Он и не думал получать никакого приглашения на охоту к графу де Шермону, и Бог знает, как бы ему удалось выпутаться из своей лжи, если б не вмешалась Диана. Но тут, когда дело уже обошлось и он был свободен поступить как знает, ему досадно стало и на свою собственную неловкость, и на девушку за ее вмешательство, и на графиню, зачем она так скоро согласилась с мнением мадмуазель де Сент-Ирем; мания во всем видеть непременно какую-нибудь тайную причину доводила его даже до сомнения в такой чистой, простодушно искренней любви жены, которую и сам он любил до безумия.
Мы немножко подробно описали графа дю Люка, но нам нужно хорошенько его узнать со всеми его достоинствами и недостатками, так как виновником своего несчастья был единственно он сам.
Доехав до подошвы холма, граф подогнал лошадь и остановился у трактира с ярко освещенными окнами.
На стук лошадиных копыт вышел слуга; луна светила очень ярко; узнав графа, слуга почтительно снял шапку и поспешил подхватить лошадь под уздцы. Оливье соскочил с седла.
— Подержи мою лошадь, Бенжамен, — ласково сказал он, — я на минуту.
Комната, в которую вошел граф Оливье, была большая и очень ярко освещенная; там сидел только тот солдат, которого мы видели вечером на деревенской дороге. За прилавком стояла хозяйка. Солдат сидел у стола, положив возле себя пистолеты и огромную рапиру, и аппетитно ужинал жареным кроликом, запивая страшно кислым вином, однако не морщась и, видимо, находя его даже очень вкусным. Ведь на вкус и цвет товарища нет.
Увидев графа, хозяйка подбежала к нему с почтительными поклонами. Солдат поднял было голову, равнодушно взглянул на вошедшего, но сейчас же опять перестал обращать на него внимание и деятельно принялся оканчивать ужин.
— Вы здесь, господин граф! — вскричала хозяйка.
— Тс-с, Мадлена! — отвечал он, приложив палец к губам. — Не называйте меня! Где ваш отец? Он, вероятно, меня ждет?
— Да, монсеньор.
— Опять? — с улыбкой упрекнул ее Оливье.
— Простите, сударь.
— Ну хорошо, дитя мое; дайте мне вина вон на тот стол, — показал он на стол против того, за которым сидел солдат, — и попросите старика ко мне.
— Сюда, сударь?
— Да, дитя мое.
— Иду, сударь!
И она убежала, легкая, как птичка. Граф сел и для виду налил себе вина.

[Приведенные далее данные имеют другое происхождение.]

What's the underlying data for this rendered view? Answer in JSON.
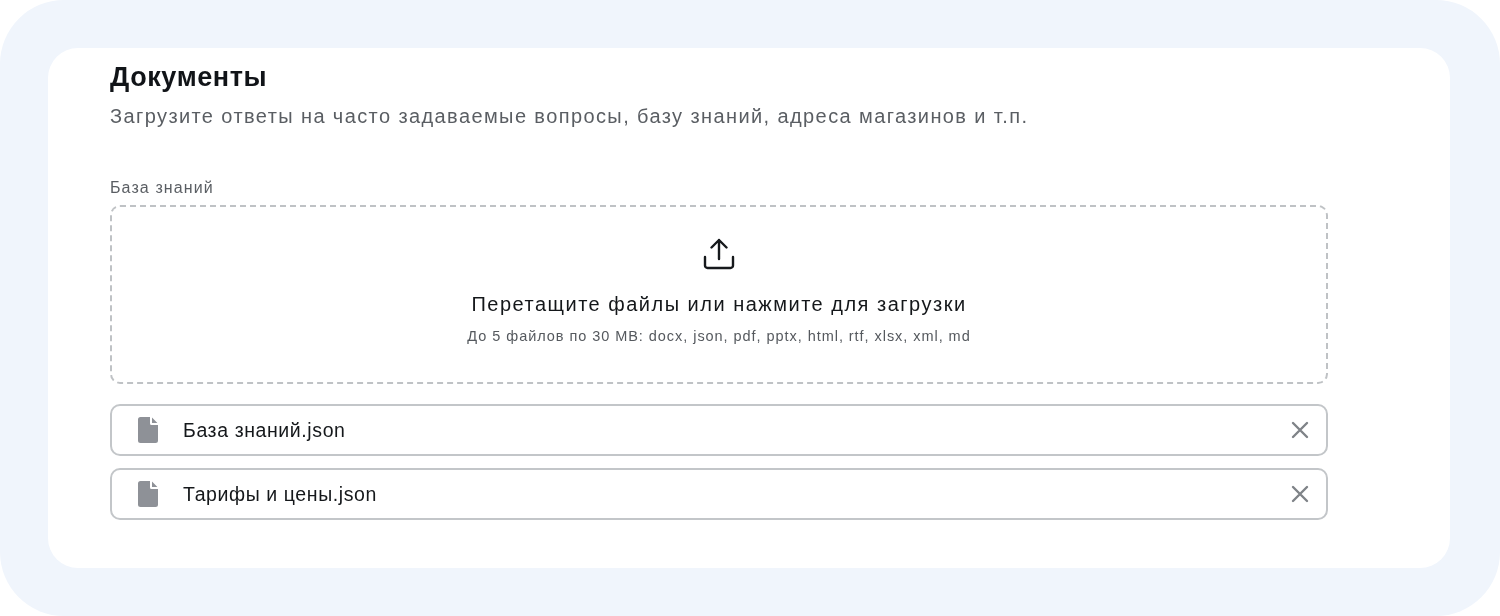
{
  "section": {
    "title": "Документы",
    "description": "Загрузите ответы на часто задаваемые вопросы, базу знаний, адреса магазинов и т.п."
  },
  "upload": {
    "label": "База знаний",
    "prompt": "Перетащите файлы или нажмите для загрузки",
    "hint": "До 5 файлов по 30 MB: docx, json, pdf, pptx, html, rtf, xlsx, xml, md"
  },
  "files": [
    {
      "name": "База знаний.json"
    },
    {
      "name": "Тарифы и цены.json"
    }
  ]
}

— Славная девушка! — проговорил солдат. — Весела, свежа, как весеннее утро. Один вид хорошенькой девушки развеселил меня!
Так как эти слова могли и не относиться к нему, граф ничего не ответил, но для развлечения стал рассматривать странного человека, на которого до той минуты не обращал никакого внимания.
Солдат был широкоплечий, мускулистый здоровяк, несмотря на свои пятьдесят с лишком лет. Физиономия его, представлявшая смесь смелости, хитрости, откровенности и беспечности, говорила, что это был опытный малый, не раз видевший смерть лицом к лицу в битвах и вынесший из них больше толчков и философии, чем богатства; загорелое лицо с иссохшей кожей, сверкающие черные глаза, крючковатый нос и длинные густые усы придавали ему оригинальный вид, но не имели ничего отталкивающего. Костюм был самый простой: легкая кираса прикрывала изношенную, потемневшую буйволовую куртку; толстые панталоны синего сукна были заправлены в громадные сапоги с железными шпорами; рядом с рапирой и шпагой на столе лежали войлочная шляпа с поблекшим пером и свернутый плащ; прежде он был, должно быть, темно-серый, но от дождя, солнца и частого употребления сделался какого-то неопределенного цвета.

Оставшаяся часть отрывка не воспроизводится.